Soil colloids and cation exchange capacity what should you know.Chapter 8 , p.316-362

web.utk.edu/~drtd0c/Soil Colloids.pdf

CEC can be measure first you have to establish soil pH

I used a methodology in which you determine the CEC from duplicated samples. In one of them you destroy the OM through dry combustion (furnace) or wet disgestion (dichromate) and than determine the CEC in both samples and calculated the CEC from OM by the difference.

Citation from "Building soils for better crops" Magdoff & Van Es (2009)

Estimating organic matter's contribution to a soil's CEC

The CEC of a soil is usually expressed in terms of the numer of milliquivalents (meq) of negative charges per 100 grams of soil.

(The actual number of charges represented by one meq is about 6 followed by 20 zeros) - avogadro / 1000 : (6 X 10^23) / 1000 = 6 X 10^20

A useful rule of thumb for estimating the CEC due to organic matter is as follows:

For every pH unit above pH 4.5, there is 1 meq of CEC in 100 grams of soil for every percent of organic of organic matter.

(Don't forget that there will be CEC due to clays)

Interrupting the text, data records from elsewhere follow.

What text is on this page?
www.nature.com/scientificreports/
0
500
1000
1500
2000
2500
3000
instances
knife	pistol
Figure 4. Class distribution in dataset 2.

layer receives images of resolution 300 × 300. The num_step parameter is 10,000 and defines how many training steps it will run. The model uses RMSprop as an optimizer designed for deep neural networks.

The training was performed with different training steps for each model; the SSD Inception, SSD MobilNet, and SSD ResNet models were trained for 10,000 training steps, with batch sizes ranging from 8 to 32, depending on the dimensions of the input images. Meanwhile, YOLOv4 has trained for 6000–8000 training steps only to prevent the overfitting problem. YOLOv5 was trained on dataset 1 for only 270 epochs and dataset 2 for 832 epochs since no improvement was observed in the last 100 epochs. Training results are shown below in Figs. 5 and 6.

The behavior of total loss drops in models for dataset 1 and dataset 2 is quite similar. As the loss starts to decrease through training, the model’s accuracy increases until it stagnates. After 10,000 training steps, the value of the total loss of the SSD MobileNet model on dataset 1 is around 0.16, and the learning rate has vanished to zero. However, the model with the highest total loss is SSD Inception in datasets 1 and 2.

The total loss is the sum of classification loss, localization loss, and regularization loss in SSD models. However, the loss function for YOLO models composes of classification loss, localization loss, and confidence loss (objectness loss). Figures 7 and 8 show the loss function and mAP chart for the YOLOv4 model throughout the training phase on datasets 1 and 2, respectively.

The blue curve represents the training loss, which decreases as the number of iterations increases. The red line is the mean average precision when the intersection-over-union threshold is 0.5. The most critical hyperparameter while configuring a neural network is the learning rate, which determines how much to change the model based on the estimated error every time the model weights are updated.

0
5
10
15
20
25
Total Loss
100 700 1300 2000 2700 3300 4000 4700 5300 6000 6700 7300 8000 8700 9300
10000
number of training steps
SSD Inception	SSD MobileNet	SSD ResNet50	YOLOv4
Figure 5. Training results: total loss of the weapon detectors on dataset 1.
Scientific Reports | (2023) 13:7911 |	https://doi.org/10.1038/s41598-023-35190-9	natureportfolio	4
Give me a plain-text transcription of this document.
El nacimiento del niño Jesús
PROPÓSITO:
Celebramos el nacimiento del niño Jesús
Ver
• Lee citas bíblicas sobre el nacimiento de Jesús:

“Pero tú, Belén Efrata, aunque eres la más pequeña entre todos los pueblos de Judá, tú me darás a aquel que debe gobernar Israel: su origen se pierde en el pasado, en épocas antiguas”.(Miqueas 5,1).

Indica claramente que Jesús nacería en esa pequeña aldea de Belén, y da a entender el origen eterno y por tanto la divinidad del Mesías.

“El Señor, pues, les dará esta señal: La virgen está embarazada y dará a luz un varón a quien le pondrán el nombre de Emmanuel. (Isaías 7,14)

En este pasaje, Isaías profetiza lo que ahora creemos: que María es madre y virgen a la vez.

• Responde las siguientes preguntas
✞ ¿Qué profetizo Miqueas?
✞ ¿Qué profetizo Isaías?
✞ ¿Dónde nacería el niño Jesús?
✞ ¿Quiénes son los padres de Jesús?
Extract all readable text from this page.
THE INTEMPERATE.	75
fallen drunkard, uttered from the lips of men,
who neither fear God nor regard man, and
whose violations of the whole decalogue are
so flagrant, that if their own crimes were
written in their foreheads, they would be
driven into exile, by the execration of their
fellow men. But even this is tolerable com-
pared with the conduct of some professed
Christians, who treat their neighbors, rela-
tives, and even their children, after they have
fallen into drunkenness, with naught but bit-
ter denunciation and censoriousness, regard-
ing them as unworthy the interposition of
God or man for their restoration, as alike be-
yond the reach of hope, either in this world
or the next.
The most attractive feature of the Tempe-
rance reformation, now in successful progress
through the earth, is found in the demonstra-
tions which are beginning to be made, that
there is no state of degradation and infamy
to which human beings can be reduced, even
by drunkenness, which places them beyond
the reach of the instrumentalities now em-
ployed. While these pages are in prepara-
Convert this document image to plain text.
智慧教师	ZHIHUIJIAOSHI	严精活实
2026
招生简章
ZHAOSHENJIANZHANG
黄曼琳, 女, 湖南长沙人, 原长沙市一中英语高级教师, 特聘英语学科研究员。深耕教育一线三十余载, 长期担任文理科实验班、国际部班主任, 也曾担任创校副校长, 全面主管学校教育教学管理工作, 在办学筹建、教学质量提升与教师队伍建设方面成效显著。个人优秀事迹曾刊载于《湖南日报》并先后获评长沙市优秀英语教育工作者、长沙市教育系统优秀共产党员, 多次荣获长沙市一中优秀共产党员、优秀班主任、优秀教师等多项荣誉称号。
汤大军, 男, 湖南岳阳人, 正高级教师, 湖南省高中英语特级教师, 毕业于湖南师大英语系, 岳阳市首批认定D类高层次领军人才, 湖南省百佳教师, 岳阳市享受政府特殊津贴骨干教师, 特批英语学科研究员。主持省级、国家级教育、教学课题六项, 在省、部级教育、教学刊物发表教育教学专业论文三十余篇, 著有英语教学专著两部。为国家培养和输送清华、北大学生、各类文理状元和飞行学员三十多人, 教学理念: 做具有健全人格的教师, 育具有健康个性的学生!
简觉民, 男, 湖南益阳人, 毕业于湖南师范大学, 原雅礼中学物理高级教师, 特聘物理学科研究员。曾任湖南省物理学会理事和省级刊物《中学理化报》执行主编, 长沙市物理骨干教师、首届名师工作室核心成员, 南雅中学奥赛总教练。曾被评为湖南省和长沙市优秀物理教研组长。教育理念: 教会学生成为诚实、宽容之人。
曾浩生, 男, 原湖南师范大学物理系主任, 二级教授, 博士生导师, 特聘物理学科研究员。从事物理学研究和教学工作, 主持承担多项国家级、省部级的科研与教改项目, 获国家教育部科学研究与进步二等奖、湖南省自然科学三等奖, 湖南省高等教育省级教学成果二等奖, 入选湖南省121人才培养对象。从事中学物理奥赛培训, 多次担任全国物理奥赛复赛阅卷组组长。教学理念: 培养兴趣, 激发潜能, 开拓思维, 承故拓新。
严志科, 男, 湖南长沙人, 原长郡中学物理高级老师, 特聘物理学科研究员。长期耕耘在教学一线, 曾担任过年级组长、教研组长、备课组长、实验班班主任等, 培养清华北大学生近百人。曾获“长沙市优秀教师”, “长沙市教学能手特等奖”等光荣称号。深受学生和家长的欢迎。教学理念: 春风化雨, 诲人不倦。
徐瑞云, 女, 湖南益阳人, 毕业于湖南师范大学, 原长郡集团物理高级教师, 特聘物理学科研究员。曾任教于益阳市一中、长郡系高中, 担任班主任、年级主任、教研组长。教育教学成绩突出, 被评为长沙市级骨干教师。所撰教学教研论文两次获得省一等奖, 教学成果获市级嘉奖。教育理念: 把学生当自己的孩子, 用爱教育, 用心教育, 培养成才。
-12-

Example 1: pH = 5.0 and SOM = 3% ---> (5.0-4.5) X 3 = 1.5 meq/100g

Example 2: pH = 6.0 and SOM = 3% ---> (6.0-4.5) X 3 = 4.5 meq/100g

Example 3: pH = 7.0 and SOM = 3% ---> (7.0-4.5) X 3 = 7.5 meq/100g

Example 4: pH = 7.0 and SOM = 4% ---> (7.0-4.5) X 4 = 10 meq/100g

If you have the clay content, you can do a "better" estimate:

Calculation of CEC with %clay and %OM.

With this formula assume average CEC for % OM=200 meq/100g

and the average CEC for % clay=50 meq/100g .

Therefore:

CEC = (%OM x 200) + (%Clay x 50)

From soil data:

Soil with 2% (0.02) OM

and 10% (0.1) Clay

CEC = (200 x 0.02 + (50 x 0.1) = (4 + 5) = 9 meq/100 g

Be aware that clay types have an important influence.

I think it will be a rough estimation of CEC only considering the organic matter of the soil since CEC of a given soil greatly influenced not only by organic matter content but also by clay type and amount. Therefore, considering clay mineralogy of the soil is very crucial to determine the CEC of the soil.